I've seen a lot of college students come into jobs and just kind of say, "OK, you tell me what you want me to do, and I'll sit here and I'll write code." You need to communicate. You need to put your ideas out there.

We hear that it can be hard to find talent in Charleston for tech jobs. Where do you recruit, and what are your strategies for attracting talent?

I've heard so many people say, "It's so hard to hire people in Charleston." In my opinion, to hire the right person for your team and for your organization, it's just hard. It doesn't matter where you are – Charleston, Silicon Valley, wherever, it's hard.

But there are multiple companies here in Charleston that have proven time and time again that you can do it.
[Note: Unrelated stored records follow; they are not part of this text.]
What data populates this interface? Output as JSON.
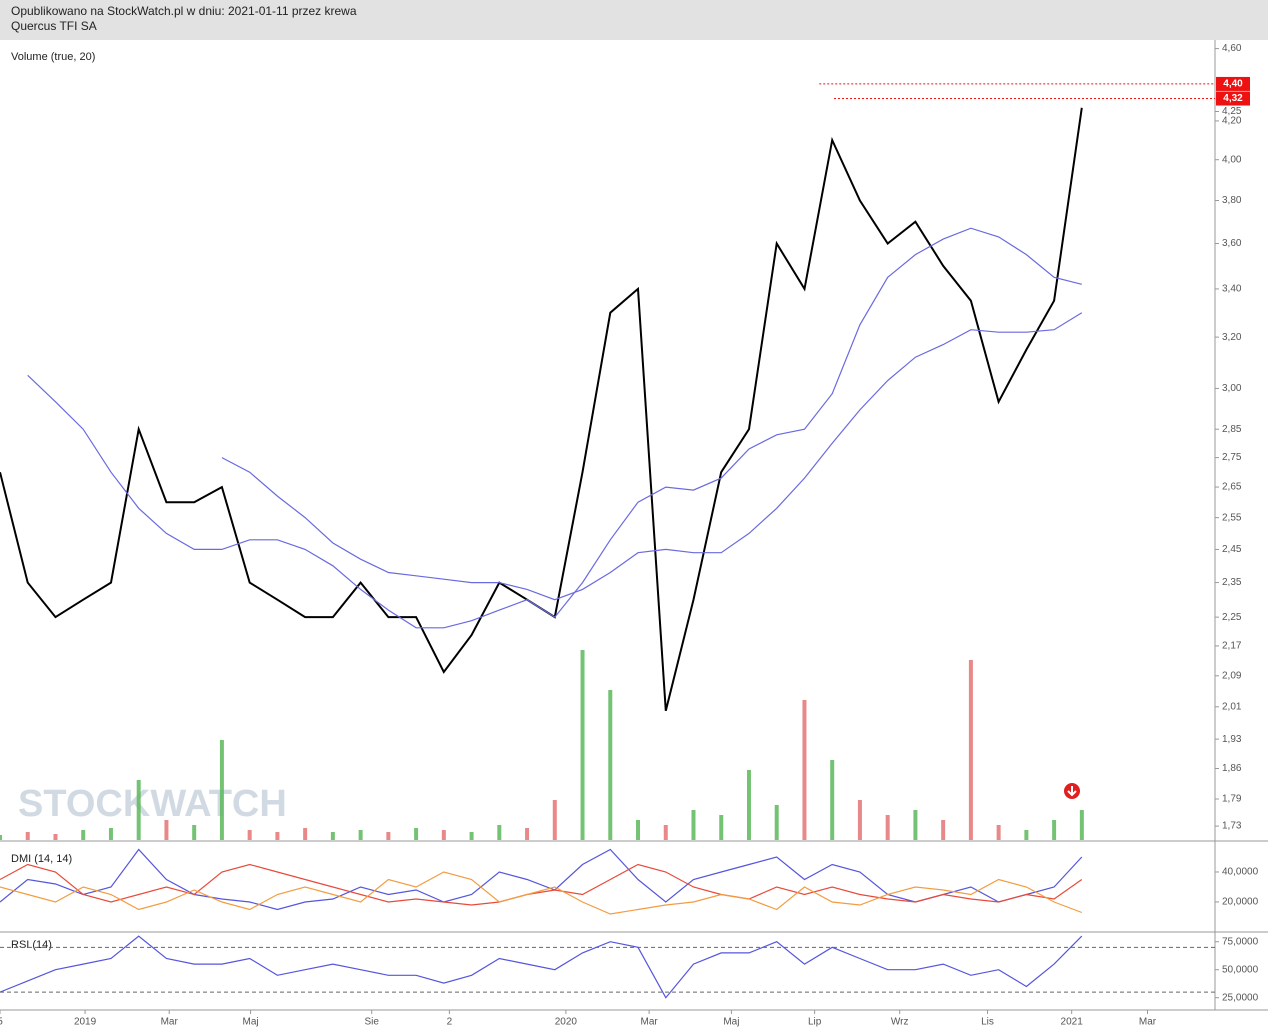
{
  "header": {
    "line1": "Opublikowano na StockWatch.pl w dniu: 2021-01-11 przez krewa",
    "line2": "Quercus TFI SA"
  },
  "watermark": "STOCKWATCH",
  "chart_data": {
    "type": "line",
    "log": true,
    "x": [
      0,
      3,
      6,
      9,
      12,
      15,
      18,
      21,
      24,
      27,
      30,
      33,
      36,
      39,
      42,
      45,
      48,
      51,
      54,
      57,
      60,
      63,
      66,
      69,
      72,
      75,
      78,
      81,
      84,
      87,
      90,
      93,
      96,
      99,
      102,
      105,
      108,
      111,
      114,
      117
    ],
    "xlim": [
      0,
      131.4
    ],
    "xticks": [
      {
        "value": 0,
        "label": "5"
      },
      {
        "value": 9.2,
        "label": "2019"
      },
      {
        "value": 18.3,
        "label": "Mar"
      },
      {
        "value": 27.1,
        "label": "Maj"
      },
      {
        "value": 40.2,
        "label": "Sie"
      },
      {
        "value": 48.6,
        "label": "2"
      },
      {
        "value": 61.2,
        "label": "2020"
      },
      {
        "value": 70.2,
        "label": "Mar"
      },
      {
        "value": 79.1,
        "label": "Maj"
      },
      {
        "value": 88.1,
        "label": "Lip"
      },
      {
        "value": 97.3,
        "label": "Wrz"
      },
      {
        "value": 106.8,
        "label": "Lis"
      },
      {
        "value": 115.9,
        "label": "2021"
      },
      {
        "value": 124.1,
        "label": "Mar"
      }
    ],
    "ylim": [
      1.7,
      4.65
    ],
    "yticks": [
      {
        "value": 4.6,
        "label": "4,60"
      },
      {
        "value": 4.25,
        "label": "4,25"
      },
      {
        "value": 4.2,
        "label": "4,20"
      },
      {
        "value": 4.0,
        "label": "4,00"
      },
      {
        "value": 3.8,
        "label": "3,80"
      },
      {
        "value": 3.6,
        "label": "3,60"
      },
      {
        "value": 3.4,
        "label": "3,40"
      },
      {
        "value": 3.2,
        "label": "3,20"
      },
      {
        "value": 3.0,
        "label": "3,00"
      },
      {
        "value": 2.85,
        "label": "2,85"
      },
      {
        "value": 2.75,
        "label": "2,75"
      },
      {
        "value": 2.65,
        "label": "2,65"
      },
      {
        "value": 2.55,
        "label": "2,55"
      },
      {
        "value": 2.45,
        "label": "2,45"
      },
      {
        "value": 2.35,
        "label": "2,35"
      },
      {
        "value": 2.25,
        "label": "2,25"
      },
      {
        "value": 2.17,
        "label": "2,17"
      },
      {
        "value": 2.09,
        "label": "2,09"
      },
      {
        "value": 2.01,
        "label": "2,01"
      },
      {
        "value": 1.93,
        "label": "1,93"
      },
      {
        "value": 1.86,
        "label": "1,86"
      },
      {
        "value": 1.79,
        "label": "1,79"
      },
      {
        "value": 1.73,
        "label": "1,73"
      }
    ],
    "markers": [
      {
        "x": 88.6,
        "value": 4.4,
        "label": "4,40",
        "color": "#ee1111"
      },
      {
        "x": 90.2,
        "value": 4.32,
        "label": "4,32",
        "color": "#ee1111"
      }
    ],
    "series": [
      {
        "color": "#000000",
        "values": [
          2.7,
          2.35,
          2.25,
          2.3,
          2.35,
          2.85,
          2.6,
          2.6,
          2.65,
          2.35,
          2.3,
          2.25,
          2.25,
          2.35,
          2.25,
          2.25,
          2.1,
          2.2,
          2.35,
          2.3,
          2.25,
          2.7,
          3.3,
          3.4,
          2.0,
          2.3,
          2.7,
          2.85,
          3.6,
          3.4,
          4.1,
          3.8,
          3.6,
          3.7,
          3.5,
          3.35,
          2.95,
          3.15,
          3.35,
          4.27
        ]
      },
      {
        "color": "#6a6ae0",
        "values": [
          null,
          3.05,
          2.95,
          2.85,
          2.7,
          2.58,
          2.5,
          2.45,
          2.45,
          2.48,
          2.48,
          2.45,
          2.4,
          2.33,
          2.27,
          2.22,
          2.22,
          2.24,
          2.27,
          2.3,
          2.25,
          2.35,
          2.48,
          2.6,
          2.65,
          2.64,
          2.68,
          2.78,
          2.83,
          2.85,
          2.98,
          3.25,
          3.45,
          3.55,
          3.62,
          3.67,
          3.63,
          3.55,
          3.45,
          3.42
        ]
      },
      {
        "color": "#6a6ae0",
        "values": [
          null,
          null,
          null,
          null,
          null,
          null,
          null,
          null,
          2.75,
          2.7,
          2.62,
          2.55,
          2.47,
          2.42,
          2.38,
          2.37,
          2.36,
          2.35,
          2.35,
          2.33,
          2.3,
          2.33,
          2.38,
          2.44,
          2.45,
          2.44,
          2.44,
          2.5,
          2.58,
          2.68,
          2.8,
          2.92,
          3.03,
          3.12,
          3.17,
          3.23,
          3.22,
          3.22,
          3.23,
          3.3
        ]
      }
    ],
    "volume": {
      "label": "Volume (true, 20)",
      "up_color": "#5cb85c",
      "down_color": "#e57373",
      "values": [
        5,
        8,
        6,
        10,
        12,
        60,
        20,
        15,
        100,
        10,
        8,
        12,
        8,
        10,
        8,
        12,
        10,
        8,
        15,
        12,
        40,
        190,
        150,
        20,
        15,
        30,
        25,
        70,
        35,
        140,
        80,
        40,
        25,
        30,
        20,
        180,
        15,
        10,
        20,
        30
      ]
    },
    "dmi": {
      "label": "DMI (14, 14)",
      "ylim": [
        1.3,
        58
      ],
      "yticks": [
        {
          "value": 40,
          "label": "40,0000"
        },
        {
          "value": 20,
          "label": "20,0000"
        }
      ],
      "series": [
        {
          "color": "#5555dd",
          "values": [
            20,
            35,
            32,
            25,
            30,
            55,
            35,
            25,
            22,
            20,
            15,
            20,
            22,
            30,
            25,
            28,
            20,
            25,
            40,
            35,
            28,
            45,
            55,
            35,
            20,
            35,
            40,
            45,
            50,
            35,
            45,
            40,
            25,
            20,
            25,
            30,
            20,
            25,
            30,
            50
          ]
        },
        {
          "color": "#e84a3a",
          "values": [
            35,
            45,
            40,
            25,
            20,
            25,
            30,
            25,
            40,
            45,
            40,
            35,
            30,
            25,
            20,
            22,
            20,
            18,
            20,
            25,
            28,
            25,
            35,
            45,
            40,
            30,
            25,
            22,
            30,
            25,
            30,
            25,
            22,
            20,
            25,
            22,
            20,
            25,
            22,
            35
          ]
        },
        {
          "color": "#f39c40",
          "values": [
            30,
            25,
            20,
            30,
            25,
            15,
            20,
            28,
            20,
            15,
            25,
            30,
            25,
            20,
            35,
            30,
            40,
            35,
            20,
            25,
            30,
            20,
            12,
            15,
            18,
            20,
            25,
            22,
            15,
            30,
            20,
            18,
            25,
            30,
            28,
            25,
            35,
            30,
            20,
            13
          ]
        }
      ]
    },
    "rsi": {
      "label": "RSI (14)",
      "ylim": [
        14,
        81
      ],
      "yticks": [
        {
          "value": 75,
          "label": "75,0000"
        },
        {
          "value": 50,
          "label": "50,0000"
        },
        {
          "value": 25,
          "label": "25,0000"
        }
      ],
      "levels": [
        70,
        30
      ],
      "series": [
        {
          "color": "#5555dd",
          "values": [
            30,
            40,
            50,
            55,
            60,
            80,
            60,
            55,
            55,
            60,
            45,
            50,
            55,
            50,
            45,
            45,
            38,
            45,
            60,
            55,
            50,
            65,
            75,
            70,
            25,
            55,
            65,
            65,
            75,
            55,
            70,
            60,
            50,
            50,
            55,
            45,
            50,
            35,
            55,
            80
          ]
        }
      ]
    }
  }
}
You can hire people that are from this area. You can hire people from Atlanta and outside of the state of South Carolina, and you can get them to move here.

When you look at Charleston, it's like every month there's some new article talking about tech jobs are leading the pay rate scale. An article just came out saying we were Top 10 in innovation jobs. You're reading about companies getting funding here. It just goes on and on and on with all these articles about the tech community here in Charleston. So it is possible to get people to come here. It is possible to hire great talent. Is it easy? No, but I think that's the case anywhere.

What's a book you always recommend?

"Leaders Eat Last." I've always enjoyed that book because it talks a lot about putting your organization's and your team's needs above your own.

Outside of work, what keeps you busy?

Work. People consider me a workaholic, and I agree with them. I love what I do.

My wife and I are recently empty nesters. One of our daughters has graduated from college and now is doing a fellowship in Africa for a year. Our other daughter is getting her degree in nursing and doing really well at it. My wife is starting her career back up, so we actually spend a lot of time working, with me having a new job and her really restarting her career. We spend a lot of time focused on that right now because we don't have any kids at home.